Summary
In Gailitis v Bassett, 5 Mich. App. 382, 384; 146 N.W.2d 708 (1966), while not expressly referring to ex parte contacts, the Court found "no error in authorizing defendant's counsel to interview plaintiff's physician."
Summary of this case from Domako v. RoweOpinion
Docket No. 1,390.
Decided December 8, 1966.
Appeal from Ingham; Coash (Louis E.), J. Submitted Division 2 October 4, 1966, at Lansing. (Docket No. 1,390.) Decided December 8, 1966.
Complaint by Valdis Gailitis, a minor, by his next friend, Jakob Gailitis, against Robert C. Bassett for injuries resulting from an alleged medical malpractice. Plaintiff appeals, on leave granted from an order denying his motion for jury trial and from an order permitting defendant to interview one of plaintiff's attending physicians prior to trial. Affirmed.
Shirley J. Burgoyne, for plaintiff.
Warner, Hart, Warner Timmer ( Robert H. Warner, of counsel), for defendant.
By leave granted December 13, 1965, plaintiff appeals from the trial court's denial of his motion for jury trial in this malpractice case and from the trial court's order authorizing defendant's counsel to interview one of plaintiff's attending physicians prior to trial.
Jinkner v. Widmer (1966), 3 Mich. App. 155, decided since leave to appeal was granted, is dispositive of the jury trial question. Jury demand was not made pursuant to GCR 1963, 508.2(1); the grant or denial of plaintiff's belated demand for jury trial is discretionary with the trial judge and the record demonstrates no abuse of discretion in the trial court's denial thereof.

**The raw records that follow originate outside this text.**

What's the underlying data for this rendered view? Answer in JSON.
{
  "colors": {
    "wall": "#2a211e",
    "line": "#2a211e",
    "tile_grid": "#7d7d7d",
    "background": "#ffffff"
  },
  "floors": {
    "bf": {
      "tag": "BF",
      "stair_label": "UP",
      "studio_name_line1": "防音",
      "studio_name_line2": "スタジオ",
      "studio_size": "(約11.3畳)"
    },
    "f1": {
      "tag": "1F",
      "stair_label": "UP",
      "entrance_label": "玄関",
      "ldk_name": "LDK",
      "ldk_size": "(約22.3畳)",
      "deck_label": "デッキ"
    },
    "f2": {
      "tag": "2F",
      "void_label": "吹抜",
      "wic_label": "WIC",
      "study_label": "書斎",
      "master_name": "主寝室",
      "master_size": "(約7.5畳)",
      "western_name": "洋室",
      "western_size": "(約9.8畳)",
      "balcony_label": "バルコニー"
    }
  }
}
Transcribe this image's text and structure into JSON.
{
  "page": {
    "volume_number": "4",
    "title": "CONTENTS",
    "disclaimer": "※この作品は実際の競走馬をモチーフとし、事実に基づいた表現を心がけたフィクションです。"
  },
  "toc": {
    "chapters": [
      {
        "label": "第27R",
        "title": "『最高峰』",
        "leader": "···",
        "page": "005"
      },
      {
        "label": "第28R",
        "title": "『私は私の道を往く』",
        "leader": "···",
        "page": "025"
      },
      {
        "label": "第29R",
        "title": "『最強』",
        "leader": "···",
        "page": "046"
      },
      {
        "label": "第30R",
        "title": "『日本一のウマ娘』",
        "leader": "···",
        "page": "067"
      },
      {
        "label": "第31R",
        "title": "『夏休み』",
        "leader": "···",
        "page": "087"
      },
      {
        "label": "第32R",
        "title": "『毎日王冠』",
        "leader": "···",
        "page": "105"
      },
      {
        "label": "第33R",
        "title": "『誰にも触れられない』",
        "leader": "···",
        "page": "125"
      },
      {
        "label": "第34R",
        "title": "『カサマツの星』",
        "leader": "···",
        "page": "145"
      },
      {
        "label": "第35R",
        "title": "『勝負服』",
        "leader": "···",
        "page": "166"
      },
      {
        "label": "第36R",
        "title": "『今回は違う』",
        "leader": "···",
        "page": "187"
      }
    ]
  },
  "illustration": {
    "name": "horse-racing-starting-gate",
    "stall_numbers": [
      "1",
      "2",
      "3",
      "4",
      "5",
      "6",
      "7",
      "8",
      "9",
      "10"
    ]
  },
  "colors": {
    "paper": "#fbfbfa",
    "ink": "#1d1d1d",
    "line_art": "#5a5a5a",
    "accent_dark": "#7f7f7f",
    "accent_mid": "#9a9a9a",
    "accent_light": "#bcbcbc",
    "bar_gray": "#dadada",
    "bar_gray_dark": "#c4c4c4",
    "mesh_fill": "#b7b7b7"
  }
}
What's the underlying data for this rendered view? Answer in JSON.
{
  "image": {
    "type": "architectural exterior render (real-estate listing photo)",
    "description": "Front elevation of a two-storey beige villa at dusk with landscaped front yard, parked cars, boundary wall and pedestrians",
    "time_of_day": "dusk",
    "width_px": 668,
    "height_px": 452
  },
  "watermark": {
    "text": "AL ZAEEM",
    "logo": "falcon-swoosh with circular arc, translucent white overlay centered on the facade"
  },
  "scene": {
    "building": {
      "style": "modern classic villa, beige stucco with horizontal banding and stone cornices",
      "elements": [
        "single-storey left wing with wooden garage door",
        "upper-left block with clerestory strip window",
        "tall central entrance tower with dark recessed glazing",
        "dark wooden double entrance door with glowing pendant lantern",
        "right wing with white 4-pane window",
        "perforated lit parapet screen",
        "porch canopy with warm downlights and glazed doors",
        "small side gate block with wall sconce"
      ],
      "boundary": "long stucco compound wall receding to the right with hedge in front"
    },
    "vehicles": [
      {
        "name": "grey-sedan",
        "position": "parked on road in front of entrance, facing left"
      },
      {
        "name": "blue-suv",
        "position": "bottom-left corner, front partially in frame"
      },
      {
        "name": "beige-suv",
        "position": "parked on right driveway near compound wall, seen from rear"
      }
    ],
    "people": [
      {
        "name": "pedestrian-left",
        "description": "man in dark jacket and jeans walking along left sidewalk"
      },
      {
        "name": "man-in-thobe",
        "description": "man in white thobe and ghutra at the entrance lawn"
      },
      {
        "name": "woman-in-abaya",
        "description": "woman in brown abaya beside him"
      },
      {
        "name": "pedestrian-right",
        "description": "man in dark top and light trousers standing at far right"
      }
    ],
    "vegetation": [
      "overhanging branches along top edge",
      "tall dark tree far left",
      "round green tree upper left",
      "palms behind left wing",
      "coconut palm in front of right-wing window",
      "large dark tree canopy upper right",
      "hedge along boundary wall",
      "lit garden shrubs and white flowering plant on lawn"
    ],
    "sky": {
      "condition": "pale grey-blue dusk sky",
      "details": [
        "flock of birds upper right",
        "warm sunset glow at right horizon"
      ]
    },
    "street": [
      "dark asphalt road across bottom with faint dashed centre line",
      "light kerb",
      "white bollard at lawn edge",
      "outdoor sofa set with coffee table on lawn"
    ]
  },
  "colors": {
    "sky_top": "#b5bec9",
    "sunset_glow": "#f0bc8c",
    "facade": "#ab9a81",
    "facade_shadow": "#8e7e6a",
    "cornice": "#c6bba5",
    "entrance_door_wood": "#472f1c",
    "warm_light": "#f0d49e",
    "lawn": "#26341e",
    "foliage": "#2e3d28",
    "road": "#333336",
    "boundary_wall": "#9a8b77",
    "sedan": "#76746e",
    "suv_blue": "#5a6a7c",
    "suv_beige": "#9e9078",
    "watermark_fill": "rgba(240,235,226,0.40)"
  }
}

With respect to the authorized interview of one of plaintiff's attending physicians, PA 1961, No 236, § 2157 (CLS 1961, § 600.2157, Stat Ann 1962 Rev § 27A.2157) provides for waiver of physician-patient privilege in malpractice actions in case plaintiff produces any physician as a witness in his behalf, who has treated him for injury, disease or condition with reference to which malpractice is alleged. GCR 1963, 302.1 permits deposing the physician involved but GCR 1963, 302.4 restricts use of the deposition to testimony "admissible under the rules of evidence." Admissibility of any evidence obtained by defendant from the physician is governed by the terms of the statute, supra, and we are bound to presume the trial court will follow the law, until the contrary is shown. Wagar v. Peak (1871), 22 Mich. 368. We find no error in authorizing defendant's counsel to interview plaintiff's physician.
Affirmed, with costs to appellee.
N.J. KAUFMAN and McGREGOR, JJ., concurred.